Find a Question:
Forum offers paid access to more than a thousand hacked servers in Benelux
Security researchers from Kaspersky Lab have investigated a forum that serves as the hub for access to compromised servers. In May could be accessed through xDedic to more than 70,000 servers, including 1155 in the Benelux.
It involves hacked Remote Desktop Protocol servers, many of which host popular consumer websites and services, according to Secure List. Attackers can get through xDedic access to the hacked servers at prices starting around five euros and use it to launch attacks.
The management of the RDP servers are often acquired through brute force. At the forum can select customers rdp configuration, memory, existing software and more. In May, as the researchers access to 70 624 servers for sale in 173 countries. These included 736 Dutch servers and 419 servers in Belgium. According to the survey among the servers in many cases to reputable organizations, including government agencies and universities, and would which are often not aware of the abuse of their equipment.
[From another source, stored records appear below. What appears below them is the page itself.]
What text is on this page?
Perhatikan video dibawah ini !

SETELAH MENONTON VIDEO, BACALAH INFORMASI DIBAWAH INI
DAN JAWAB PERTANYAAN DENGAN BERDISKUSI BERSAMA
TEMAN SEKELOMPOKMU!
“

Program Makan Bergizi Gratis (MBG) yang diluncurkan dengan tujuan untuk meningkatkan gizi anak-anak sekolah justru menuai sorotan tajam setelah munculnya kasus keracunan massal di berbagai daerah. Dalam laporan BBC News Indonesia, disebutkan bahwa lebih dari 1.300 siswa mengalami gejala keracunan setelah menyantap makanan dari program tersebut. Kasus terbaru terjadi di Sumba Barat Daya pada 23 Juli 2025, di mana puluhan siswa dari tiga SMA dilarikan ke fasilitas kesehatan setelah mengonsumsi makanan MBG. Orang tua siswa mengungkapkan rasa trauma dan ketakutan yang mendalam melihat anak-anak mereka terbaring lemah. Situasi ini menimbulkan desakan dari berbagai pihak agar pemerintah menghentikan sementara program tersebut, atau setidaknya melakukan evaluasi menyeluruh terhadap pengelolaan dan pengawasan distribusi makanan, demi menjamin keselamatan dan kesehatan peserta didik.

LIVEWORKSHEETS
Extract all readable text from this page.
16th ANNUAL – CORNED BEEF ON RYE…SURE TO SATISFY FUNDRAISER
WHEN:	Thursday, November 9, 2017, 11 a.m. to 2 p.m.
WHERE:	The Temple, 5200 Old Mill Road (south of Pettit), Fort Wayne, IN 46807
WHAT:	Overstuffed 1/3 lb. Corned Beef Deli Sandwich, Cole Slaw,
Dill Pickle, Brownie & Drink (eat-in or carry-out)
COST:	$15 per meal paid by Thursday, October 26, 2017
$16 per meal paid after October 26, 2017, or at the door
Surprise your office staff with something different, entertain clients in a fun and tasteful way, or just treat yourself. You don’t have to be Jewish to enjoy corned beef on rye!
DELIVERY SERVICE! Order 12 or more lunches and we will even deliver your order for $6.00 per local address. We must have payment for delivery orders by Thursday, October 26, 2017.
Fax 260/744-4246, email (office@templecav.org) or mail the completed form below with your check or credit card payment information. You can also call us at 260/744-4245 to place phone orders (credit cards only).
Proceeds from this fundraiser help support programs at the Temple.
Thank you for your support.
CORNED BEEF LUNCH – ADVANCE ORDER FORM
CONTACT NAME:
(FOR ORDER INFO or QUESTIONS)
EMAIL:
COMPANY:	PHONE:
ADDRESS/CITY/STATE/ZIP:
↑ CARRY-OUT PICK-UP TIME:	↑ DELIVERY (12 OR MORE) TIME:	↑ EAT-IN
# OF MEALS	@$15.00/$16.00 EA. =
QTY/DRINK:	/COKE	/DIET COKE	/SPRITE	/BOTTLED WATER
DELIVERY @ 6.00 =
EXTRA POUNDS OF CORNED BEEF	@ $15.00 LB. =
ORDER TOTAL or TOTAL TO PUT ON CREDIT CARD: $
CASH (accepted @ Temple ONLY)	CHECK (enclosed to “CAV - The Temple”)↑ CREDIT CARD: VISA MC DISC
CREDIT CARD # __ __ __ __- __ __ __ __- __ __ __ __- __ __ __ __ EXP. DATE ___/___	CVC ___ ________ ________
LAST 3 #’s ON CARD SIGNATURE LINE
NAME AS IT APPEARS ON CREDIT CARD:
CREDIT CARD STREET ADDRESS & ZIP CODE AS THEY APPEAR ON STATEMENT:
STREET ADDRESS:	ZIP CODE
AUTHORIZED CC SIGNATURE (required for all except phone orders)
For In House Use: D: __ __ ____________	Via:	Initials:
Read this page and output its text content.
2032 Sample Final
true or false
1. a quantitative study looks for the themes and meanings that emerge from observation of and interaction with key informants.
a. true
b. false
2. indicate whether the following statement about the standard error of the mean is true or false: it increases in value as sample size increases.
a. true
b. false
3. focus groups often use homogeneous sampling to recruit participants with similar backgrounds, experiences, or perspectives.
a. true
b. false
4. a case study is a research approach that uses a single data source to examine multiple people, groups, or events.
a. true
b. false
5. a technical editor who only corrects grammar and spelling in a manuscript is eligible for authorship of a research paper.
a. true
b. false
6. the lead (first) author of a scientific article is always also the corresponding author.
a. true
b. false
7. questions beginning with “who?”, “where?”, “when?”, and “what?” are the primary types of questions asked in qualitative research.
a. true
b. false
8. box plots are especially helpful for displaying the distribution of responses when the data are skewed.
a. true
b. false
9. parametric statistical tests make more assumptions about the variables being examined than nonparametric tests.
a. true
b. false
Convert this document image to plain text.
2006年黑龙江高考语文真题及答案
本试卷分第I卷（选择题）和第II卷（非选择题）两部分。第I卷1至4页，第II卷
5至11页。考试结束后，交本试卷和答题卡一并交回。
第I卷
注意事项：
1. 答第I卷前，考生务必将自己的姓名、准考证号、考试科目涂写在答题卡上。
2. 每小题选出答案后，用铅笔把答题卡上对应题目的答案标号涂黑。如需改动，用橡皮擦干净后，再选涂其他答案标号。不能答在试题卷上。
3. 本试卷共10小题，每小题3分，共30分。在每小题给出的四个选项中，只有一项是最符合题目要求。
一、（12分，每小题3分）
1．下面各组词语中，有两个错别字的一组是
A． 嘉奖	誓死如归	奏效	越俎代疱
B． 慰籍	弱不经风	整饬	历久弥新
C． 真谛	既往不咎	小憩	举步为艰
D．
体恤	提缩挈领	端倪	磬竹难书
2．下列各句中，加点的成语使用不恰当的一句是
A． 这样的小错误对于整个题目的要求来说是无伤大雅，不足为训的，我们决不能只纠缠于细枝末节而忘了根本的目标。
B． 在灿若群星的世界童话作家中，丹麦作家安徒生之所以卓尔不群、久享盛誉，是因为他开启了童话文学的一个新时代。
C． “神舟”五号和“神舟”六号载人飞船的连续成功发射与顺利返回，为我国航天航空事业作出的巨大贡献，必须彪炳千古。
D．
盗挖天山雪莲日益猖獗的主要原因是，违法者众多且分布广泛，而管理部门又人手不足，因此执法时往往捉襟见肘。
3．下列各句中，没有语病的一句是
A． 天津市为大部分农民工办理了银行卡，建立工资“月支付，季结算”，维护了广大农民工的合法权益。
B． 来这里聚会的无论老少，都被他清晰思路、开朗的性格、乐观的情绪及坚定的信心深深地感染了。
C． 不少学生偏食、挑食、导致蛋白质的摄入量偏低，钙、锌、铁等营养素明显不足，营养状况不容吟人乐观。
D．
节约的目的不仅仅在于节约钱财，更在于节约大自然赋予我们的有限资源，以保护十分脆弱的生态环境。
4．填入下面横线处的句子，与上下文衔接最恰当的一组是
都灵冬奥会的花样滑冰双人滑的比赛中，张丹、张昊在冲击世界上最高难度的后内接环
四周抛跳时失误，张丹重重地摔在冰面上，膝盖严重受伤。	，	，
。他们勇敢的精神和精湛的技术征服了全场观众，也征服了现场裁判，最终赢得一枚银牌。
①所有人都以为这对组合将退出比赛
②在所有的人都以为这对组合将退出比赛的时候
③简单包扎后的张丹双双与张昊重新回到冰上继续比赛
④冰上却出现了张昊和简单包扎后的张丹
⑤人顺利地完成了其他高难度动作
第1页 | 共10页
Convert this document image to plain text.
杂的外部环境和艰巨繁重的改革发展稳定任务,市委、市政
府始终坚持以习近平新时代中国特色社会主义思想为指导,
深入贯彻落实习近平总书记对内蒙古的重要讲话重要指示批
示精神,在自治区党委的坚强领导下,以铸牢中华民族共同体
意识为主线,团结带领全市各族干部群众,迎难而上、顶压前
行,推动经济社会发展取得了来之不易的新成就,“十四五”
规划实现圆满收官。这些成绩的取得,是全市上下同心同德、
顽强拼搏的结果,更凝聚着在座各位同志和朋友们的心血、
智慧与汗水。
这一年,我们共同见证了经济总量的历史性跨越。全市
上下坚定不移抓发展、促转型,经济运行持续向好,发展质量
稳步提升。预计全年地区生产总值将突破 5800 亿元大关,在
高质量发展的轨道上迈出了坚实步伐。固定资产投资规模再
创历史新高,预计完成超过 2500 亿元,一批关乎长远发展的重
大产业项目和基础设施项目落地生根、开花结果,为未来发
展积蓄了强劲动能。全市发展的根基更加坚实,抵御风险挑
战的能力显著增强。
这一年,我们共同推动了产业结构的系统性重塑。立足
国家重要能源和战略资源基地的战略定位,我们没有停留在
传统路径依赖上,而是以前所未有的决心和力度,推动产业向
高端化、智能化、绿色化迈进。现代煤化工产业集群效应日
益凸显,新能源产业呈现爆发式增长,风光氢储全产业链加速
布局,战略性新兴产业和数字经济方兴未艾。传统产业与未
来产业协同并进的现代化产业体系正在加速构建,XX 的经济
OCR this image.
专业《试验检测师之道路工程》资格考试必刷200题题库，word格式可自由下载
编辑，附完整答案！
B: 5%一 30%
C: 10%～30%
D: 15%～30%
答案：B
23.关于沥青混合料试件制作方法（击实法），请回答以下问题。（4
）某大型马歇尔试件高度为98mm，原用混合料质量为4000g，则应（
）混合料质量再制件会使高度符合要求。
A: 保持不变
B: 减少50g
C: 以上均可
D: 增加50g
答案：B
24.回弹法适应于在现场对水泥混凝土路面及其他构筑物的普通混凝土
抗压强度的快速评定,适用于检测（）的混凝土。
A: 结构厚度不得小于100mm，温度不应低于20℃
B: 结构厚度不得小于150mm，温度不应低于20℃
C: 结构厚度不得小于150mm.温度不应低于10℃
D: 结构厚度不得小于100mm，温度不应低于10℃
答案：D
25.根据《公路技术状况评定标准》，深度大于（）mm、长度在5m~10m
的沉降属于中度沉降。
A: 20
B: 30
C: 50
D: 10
The forum has been active for several years, but the activity and the number offered in recent months, hacked servers increased considerably. According to the researchers, there is a Russian-language group behind xDedic; the hacked servers are however offered by individuals. At the time of the study would go to 416 different vendors. The xDedic team also has its own rdp client, which should make it easier for customers to log into the hacked servers.
Kaspersky Lab was alerted by an ISP to the existence of the Forum and claims to work in cooperation with authorities for additional research. A comprehensive analysis of the xDedic Marketplace is published in a PDF.
Answer this Question
You must be Logged In to post an Answer.
Not a member yet? Sign Up Now »
Star Points Scale
Earn points for Asking and Answering Questions!